Step-by-step solution

Break Down the Mathematical Symbols

The first step is to break down the mathematical symbols into English. The \(\forall\) symbol means 'for all', \(\in\) stands for 'is an element of', \(\mathscr{P}(\mathbb{N})\) refers to the power set of natural numbers, \(X\) is a variable name, \(\subseteq\) stands for 'is a subset of', and \(\mathbb{R}\) refers to the set of real numbers.

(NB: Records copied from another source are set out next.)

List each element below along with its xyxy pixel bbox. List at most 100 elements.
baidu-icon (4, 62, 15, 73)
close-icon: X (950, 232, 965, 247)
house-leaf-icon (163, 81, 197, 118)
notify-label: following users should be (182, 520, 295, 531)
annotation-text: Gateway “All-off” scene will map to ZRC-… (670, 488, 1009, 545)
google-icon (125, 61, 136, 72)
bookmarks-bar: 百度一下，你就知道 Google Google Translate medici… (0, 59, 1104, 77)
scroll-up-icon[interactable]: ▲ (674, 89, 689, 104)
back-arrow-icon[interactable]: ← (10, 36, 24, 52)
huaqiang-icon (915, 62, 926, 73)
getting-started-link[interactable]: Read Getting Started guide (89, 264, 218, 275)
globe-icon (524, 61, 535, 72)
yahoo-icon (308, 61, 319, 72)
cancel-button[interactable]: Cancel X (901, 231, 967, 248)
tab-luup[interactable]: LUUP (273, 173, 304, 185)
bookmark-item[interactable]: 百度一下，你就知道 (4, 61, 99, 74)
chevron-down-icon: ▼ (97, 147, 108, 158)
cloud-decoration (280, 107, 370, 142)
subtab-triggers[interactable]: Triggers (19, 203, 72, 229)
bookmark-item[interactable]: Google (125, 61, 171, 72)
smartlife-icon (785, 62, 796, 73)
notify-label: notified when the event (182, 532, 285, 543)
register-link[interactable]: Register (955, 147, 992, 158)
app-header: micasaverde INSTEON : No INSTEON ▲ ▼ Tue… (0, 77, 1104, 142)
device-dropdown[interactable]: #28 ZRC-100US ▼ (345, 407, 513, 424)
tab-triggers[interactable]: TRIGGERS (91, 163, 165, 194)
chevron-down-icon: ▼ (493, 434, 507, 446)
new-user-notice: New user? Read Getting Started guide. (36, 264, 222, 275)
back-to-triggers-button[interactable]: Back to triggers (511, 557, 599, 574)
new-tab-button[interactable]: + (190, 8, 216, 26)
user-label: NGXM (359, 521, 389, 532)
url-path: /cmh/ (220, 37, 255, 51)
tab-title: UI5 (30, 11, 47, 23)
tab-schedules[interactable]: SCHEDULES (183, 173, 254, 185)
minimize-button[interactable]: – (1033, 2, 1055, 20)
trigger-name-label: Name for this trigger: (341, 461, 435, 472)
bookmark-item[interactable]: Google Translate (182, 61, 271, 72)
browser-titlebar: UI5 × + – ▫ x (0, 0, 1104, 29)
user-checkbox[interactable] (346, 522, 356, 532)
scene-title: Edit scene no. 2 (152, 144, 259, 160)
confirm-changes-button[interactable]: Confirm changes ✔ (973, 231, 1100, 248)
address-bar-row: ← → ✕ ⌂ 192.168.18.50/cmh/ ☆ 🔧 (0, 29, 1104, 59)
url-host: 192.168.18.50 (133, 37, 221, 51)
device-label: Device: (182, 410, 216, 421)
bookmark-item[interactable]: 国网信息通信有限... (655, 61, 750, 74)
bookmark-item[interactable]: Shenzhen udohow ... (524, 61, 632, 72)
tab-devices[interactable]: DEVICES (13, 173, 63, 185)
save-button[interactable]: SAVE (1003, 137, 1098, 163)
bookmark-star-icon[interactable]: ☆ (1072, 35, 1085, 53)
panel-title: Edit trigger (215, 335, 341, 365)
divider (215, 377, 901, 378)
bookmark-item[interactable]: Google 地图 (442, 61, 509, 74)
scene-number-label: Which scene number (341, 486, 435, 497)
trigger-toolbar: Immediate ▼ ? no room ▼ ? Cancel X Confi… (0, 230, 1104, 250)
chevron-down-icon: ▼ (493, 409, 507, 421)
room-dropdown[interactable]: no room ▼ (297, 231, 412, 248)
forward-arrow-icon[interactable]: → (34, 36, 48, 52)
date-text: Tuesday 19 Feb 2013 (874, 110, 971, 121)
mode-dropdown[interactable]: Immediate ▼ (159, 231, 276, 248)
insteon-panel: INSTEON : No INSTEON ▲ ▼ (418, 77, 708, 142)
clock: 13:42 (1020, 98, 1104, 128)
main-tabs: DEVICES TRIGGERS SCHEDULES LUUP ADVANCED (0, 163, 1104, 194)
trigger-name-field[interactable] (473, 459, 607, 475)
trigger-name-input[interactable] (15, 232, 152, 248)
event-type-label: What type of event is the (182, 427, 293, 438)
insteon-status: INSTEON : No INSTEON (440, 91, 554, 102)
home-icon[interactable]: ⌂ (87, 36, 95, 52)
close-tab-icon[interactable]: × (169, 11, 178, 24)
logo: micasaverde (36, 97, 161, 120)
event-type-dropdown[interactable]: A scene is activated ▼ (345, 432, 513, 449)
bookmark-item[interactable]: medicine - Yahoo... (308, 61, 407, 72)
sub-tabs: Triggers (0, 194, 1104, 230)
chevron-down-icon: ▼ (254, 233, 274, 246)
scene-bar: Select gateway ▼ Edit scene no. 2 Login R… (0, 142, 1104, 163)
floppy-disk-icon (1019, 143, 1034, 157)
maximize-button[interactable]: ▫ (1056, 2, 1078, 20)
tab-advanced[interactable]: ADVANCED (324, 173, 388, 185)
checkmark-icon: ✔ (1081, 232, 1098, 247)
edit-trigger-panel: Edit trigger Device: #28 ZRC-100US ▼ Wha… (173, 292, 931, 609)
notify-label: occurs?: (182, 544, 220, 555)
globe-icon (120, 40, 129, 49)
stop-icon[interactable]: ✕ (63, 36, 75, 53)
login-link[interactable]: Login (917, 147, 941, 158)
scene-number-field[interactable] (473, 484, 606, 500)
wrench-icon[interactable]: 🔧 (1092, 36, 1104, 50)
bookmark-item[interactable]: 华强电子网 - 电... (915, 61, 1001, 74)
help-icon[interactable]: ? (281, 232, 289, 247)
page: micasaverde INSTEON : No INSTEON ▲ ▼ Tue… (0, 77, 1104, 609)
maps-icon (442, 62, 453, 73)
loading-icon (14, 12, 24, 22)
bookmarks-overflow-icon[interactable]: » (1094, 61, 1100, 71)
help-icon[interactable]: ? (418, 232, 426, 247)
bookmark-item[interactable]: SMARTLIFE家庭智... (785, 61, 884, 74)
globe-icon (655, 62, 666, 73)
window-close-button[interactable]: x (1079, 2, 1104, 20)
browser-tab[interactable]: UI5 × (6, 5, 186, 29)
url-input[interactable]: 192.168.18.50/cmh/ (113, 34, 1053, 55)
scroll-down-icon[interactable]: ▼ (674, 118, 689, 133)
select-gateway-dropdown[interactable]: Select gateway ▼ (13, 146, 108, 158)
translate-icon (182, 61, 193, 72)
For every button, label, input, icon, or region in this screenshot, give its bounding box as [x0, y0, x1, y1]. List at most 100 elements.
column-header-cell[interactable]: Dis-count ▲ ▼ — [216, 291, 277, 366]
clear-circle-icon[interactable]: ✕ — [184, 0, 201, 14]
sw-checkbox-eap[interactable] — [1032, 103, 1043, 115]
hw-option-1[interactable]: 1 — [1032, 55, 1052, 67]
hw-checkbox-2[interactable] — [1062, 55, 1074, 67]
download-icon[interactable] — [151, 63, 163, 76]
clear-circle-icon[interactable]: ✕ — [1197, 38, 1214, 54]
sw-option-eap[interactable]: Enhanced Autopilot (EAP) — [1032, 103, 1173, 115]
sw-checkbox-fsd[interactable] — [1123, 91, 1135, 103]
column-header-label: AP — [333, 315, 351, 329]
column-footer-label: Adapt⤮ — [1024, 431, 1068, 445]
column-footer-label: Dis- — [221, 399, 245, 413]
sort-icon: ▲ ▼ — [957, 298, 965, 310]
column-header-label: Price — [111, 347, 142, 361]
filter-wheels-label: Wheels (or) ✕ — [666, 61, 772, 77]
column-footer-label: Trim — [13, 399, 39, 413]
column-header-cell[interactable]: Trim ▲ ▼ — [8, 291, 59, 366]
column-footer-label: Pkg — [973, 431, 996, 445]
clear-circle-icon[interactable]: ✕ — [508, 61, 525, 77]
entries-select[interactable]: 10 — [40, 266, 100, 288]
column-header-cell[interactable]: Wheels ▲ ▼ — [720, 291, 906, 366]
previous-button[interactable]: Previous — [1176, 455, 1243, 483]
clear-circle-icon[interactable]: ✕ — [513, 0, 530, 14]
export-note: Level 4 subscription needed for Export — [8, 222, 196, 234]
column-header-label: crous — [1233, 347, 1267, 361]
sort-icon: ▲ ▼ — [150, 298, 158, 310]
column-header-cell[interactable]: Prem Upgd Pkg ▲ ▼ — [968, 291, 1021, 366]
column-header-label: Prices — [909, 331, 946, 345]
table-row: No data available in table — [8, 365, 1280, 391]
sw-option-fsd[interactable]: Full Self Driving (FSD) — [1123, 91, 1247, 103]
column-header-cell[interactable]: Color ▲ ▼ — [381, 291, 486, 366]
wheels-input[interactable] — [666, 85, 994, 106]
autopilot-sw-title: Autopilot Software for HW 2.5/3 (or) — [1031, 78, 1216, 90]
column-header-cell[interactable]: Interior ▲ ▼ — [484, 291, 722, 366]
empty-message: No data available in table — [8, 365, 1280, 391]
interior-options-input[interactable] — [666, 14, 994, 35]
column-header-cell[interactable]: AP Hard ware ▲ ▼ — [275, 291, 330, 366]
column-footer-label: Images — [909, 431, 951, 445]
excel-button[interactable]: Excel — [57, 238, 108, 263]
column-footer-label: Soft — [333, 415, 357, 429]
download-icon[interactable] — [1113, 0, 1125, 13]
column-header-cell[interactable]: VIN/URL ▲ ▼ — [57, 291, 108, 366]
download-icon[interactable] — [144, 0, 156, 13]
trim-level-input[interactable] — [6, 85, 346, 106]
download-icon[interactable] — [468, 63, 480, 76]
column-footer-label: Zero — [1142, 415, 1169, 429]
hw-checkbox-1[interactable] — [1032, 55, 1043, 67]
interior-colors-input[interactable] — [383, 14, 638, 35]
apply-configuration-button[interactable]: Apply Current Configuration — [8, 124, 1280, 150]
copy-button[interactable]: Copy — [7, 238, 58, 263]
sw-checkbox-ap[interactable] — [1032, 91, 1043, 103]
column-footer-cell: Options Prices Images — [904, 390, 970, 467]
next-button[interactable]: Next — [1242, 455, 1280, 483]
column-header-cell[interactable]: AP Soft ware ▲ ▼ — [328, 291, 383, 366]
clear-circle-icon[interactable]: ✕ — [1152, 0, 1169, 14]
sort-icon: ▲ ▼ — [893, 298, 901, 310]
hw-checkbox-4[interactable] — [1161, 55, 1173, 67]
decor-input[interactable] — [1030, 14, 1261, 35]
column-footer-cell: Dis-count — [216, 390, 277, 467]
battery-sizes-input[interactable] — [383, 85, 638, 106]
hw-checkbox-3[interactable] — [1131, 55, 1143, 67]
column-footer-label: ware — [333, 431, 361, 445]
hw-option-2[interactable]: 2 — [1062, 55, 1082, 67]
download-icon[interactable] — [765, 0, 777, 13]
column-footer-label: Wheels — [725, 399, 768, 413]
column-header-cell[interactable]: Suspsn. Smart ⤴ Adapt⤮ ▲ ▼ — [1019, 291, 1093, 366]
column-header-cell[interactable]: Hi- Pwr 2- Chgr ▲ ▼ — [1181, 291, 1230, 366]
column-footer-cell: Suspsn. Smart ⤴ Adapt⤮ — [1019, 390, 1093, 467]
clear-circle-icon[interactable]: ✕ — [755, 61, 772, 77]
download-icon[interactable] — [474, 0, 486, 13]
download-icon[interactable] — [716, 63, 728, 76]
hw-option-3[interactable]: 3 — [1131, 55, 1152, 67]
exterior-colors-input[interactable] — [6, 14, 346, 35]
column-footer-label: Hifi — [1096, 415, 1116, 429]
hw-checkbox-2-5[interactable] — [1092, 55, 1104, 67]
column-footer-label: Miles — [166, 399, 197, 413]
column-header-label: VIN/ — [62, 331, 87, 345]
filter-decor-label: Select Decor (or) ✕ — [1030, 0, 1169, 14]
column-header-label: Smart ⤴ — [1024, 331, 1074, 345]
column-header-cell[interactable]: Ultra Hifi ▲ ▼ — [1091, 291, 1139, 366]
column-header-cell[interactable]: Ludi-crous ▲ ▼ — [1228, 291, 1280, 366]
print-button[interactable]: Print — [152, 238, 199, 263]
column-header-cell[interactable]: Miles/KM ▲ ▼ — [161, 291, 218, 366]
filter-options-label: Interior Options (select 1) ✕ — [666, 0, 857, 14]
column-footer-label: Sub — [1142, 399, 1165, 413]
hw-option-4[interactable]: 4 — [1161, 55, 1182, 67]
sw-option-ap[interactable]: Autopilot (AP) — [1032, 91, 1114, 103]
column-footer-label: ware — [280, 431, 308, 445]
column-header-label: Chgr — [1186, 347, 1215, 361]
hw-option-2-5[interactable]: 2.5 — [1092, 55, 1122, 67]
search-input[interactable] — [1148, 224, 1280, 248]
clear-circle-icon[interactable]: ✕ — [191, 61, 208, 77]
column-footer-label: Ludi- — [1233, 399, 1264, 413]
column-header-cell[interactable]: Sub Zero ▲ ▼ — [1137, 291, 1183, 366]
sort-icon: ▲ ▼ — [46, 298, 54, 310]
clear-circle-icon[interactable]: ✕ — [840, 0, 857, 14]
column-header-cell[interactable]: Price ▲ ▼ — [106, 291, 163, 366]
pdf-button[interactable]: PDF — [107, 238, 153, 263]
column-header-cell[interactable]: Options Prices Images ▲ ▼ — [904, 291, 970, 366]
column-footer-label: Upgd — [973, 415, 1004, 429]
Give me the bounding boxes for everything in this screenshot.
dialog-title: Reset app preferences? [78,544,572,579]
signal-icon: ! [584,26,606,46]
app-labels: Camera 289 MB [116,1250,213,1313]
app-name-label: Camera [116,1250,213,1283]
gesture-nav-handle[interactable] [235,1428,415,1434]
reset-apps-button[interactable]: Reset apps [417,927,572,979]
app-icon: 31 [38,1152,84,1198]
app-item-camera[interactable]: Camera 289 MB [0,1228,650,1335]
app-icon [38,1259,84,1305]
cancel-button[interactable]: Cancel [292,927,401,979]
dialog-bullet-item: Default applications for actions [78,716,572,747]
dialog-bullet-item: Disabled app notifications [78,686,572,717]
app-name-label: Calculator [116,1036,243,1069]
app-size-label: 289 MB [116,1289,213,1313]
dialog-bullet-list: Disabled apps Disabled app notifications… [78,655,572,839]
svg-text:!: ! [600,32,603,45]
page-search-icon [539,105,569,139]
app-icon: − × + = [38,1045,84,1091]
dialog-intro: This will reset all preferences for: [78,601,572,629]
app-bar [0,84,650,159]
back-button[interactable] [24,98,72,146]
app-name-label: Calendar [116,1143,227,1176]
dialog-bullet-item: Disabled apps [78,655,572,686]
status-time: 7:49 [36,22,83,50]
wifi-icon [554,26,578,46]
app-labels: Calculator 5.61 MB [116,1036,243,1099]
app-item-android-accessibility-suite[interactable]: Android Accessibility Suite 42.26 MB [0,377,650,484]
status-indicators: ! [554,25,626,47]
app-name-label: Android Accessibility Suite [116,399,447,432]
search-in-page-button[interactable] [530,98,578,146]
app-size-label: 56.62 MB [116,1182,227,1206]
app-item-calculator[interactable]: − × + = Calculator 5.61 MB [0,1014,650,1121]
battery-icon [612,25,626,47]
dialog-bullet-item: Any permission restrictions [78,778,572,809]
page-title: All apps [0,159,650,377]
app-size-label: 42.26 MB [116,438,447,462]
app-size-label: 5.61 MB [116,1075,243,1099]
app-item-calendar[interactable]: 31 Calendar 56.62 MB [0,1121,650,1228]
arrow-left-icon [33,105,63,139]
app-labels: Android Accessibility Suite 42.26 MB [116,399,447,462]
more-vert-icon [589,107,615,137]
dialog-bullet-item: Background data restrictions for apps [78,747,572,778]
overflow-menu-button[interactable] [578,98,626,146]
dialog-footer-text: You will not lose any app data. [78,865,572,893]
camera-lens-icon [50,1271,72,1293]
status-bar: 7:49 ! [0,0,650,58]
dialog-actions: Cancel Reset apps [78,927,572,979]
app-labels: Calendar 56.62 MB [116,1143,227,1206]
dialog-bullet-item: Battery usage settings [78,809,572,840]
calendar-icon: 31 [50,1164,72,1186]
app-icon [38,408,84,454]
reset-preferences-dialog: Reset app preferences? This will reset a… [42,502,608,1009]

Translate the Mathematical Sentence into English

Now, the full sentence can be translated. \(\forall X \in \mathscr{P}(\mathbb{N}), X \subseteq \mathbb{R}\) in English translates to 'For all sets \(X\) in the power set of natural numbers, \(X\) is a subset of the set of real numbers.'

Assess Truth Value of the Sentence

The last step is to assess whether the sentence is true or false. Given that the set of natural numbers is indeed a subset of the set of real numbers, it stands to reason that any subset of the natural numbers (which is what the power set of natural numbers consists of) would also be a subset of the real numbers. Therefore, the sentence is true.